Showing the metric $\rho=\frac{d}{d+1} $ induces the same toplogy as $d$

I want to show that given a metric space $\left(X,d\right)$ the metric $\rho=\frac{d}{d+1}$ on $X$ induces the same topology on $X$ as $d$. It suffices to show that any open ball in $\left(X,d\right)$ is open in $\left(X,\rho\right)$ and vice versa. What I'm stuck on is finding a $\delta>0$ such that given $y\in B_{d}\left(x,\varepsilon\right)$ I will get $y\in B_{\rho}\left(y,\delta\right)\subseteq B_{d}\left(x,\varepsilon\right)$. This will give me that every open ball in $ \left(X,d\right)$ is open in $\left(X,\rho\right)$ .

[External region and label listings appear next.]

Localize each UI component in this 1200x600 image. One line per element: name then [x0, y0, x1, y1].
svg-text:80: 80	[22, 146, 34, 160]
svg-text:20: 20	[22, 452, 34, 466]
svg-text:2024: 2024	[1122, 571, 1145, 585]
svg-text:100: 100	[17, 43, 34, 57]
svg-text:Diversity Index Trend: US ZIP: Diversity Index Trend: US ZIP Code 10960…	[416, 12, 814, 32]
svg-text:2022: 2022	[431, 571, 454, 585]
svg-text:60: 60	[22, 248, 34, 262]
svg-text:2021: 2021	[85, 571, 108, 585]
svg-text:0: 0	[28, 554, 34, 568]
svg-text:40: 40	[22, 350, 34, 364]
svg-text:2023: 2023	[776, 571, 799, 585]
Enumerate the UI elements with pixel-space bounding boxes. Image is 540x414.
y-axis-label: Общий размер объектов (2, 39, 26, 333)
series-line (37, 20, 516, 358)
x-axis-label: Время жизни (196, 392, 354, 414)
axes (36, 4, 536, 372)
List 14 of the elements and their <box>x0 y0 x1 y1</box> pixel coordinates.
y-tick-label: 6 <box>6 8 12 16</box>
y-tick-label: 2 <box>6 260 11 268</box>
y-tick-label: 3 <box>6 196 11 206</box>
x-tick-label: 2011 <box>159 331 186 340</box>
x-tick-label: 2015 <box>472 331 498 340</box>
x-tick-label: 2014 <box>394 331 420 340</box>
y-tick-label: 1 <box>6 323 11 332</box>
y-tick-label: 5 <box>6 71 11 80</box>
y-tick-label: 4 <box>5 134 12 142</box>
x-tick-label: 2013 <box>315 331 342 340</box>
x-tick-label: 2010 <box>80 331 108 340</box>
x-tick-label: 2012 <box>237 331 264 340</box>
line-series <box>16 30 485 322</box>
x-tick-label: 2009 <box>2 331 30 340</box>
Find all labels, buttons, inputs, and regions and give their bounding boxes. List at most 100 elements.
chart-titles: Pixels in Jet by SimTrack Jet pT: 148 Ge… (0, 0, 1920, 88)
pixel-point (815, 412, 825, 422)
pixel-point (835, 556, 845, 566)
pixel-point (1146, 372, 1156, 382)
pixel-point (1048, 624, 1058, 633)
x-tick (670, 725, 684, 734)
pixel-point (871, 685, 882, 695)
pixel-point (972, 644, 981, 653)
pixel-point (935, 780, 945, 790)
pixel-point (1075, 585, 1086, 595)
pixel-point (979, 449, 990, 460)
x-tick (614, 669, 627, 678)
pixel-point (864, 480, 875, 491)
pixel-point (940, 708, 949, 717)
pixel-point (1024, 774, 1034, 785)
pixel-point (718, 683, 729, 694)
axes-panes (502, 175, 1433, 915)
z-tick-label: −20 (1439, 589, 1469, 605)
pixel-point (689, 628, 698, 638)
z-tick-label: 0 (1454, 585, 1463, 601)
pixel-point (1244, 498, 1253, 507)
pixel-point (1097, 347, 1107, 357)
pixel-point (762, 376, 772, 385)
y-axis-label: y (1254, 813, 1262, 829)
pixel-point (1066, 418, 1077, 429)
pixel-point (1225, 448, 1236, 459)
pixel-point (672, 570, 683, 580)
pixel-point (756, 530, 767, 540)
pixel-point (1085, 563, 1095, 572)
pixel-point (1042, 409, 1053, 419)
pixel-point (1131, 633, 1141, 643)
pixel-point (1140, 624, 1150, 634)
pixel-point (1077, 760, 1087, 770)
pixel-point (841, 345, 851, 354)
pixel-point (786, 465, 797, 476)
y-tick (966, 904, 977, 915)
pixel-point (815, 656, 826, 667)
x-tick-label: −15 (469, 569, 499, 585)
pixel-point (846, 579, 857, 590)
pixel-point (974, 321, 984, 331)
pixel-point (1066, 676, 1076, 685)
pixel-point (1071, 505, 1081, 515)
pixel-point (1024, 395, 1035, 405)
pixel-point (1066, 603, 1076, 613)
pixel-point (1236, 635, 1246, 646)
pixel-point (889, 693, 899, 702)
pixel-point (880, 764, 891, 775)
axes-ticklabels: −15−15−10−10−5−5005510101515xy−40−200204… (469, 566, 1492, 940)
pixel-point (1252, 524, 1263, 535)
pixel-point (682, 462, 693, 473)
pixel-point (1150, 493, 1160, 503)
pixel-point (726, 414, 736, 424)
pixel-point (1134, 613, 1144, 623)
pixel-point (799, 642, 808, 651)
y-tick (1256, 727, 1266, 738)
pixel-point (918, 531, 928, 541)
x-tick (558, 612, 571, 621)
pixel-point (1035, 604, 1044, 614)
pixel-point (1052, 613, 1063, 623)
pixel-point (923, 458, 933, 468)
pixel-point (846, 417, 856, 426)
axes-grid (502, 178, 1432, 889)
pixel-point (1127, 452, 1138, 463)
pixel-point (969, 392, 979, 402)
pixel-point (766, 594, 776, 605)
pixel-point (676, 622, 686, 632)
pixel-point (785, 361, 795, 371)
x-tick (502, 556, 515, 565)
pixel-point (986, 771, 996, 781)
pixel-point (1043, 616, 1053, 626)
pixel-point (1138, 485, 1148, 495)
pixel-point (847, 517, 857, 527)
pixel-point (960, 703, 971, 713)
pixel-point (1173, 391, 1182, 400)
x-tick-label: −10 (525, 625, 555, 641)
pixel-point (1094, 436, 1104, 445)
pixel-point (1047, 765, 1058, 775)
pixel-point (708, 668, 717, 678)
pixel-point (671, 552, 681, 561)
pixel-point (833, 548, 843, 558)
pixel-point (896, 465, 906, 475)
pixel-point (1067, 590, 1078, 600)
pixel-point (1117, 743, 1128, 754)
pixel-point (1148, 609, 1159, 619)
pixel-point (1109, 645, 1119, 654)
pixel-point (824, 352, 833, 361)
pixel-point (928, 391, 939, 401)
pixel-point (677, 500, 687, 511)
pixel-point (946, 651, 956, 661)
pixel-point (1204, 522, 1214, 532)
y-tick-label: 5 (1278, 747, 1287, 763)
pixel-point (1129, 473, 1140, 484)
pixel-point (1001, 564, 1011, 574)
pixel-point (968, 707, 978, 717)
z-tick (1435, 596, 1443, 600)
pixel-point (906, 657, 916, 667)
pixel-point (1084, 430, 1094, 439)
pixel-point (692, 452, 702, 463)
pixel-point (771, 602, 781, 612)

Help would be appreciated.

Solution 1:

Note that for any metric $\rho$, we have always that $\rho\geq 0$, so that $$\frac{\rho}{1+\rho}\leq \rho$$

so one direction is immediate. On the other hand, this tells us that given $\epsilon$ and $\rho(x,y)<\varepsilon $; we will have to take $\frac{\rho}{1+\rho}$ much smaller to get it inside the ball. We want $$\frac{\rho(x,y)}{1+\rho(x,y)}<\delta$$ to imply that $$\rho(x,y)<\epsilon$$ Since all is positive

$$\begin{align} \frac{{\rho (x,y)}}{{1 + \rho (x,y)}} <& \delta \\ \rho (x,y) <& \delta + \delta \rho (x,y) \\ \left( {1 - \delta } \right)\rho (x,y) <& \delta \\ \rho (x,y) <& \frac{\delta }{{1 - \delta }} \end{align}$$

so $$\frac{{\rho (x,y)}}{{1 + \rho (x,y)}} < \delta\implies \rho (x,y) < \frac{\delta }{{1 - \delta }}$$

The inverse of $x\mapsto \frac{x}{1-x}$ is $x \mapsto \frac{x}{{1 + x}}$ so if we take $\delta = \frac{\varepsilon }{{1 + \varepsilon }}$ we will have$$\frac{{\rho (x,y)}}{{1 + \rho (x,y)}} < \delta \Rightarrow \rho (x,y) < \varepsilon $$ as desired.

Solution 2:

Try $\delta=\varepsilon/(1+\varepsilon)$.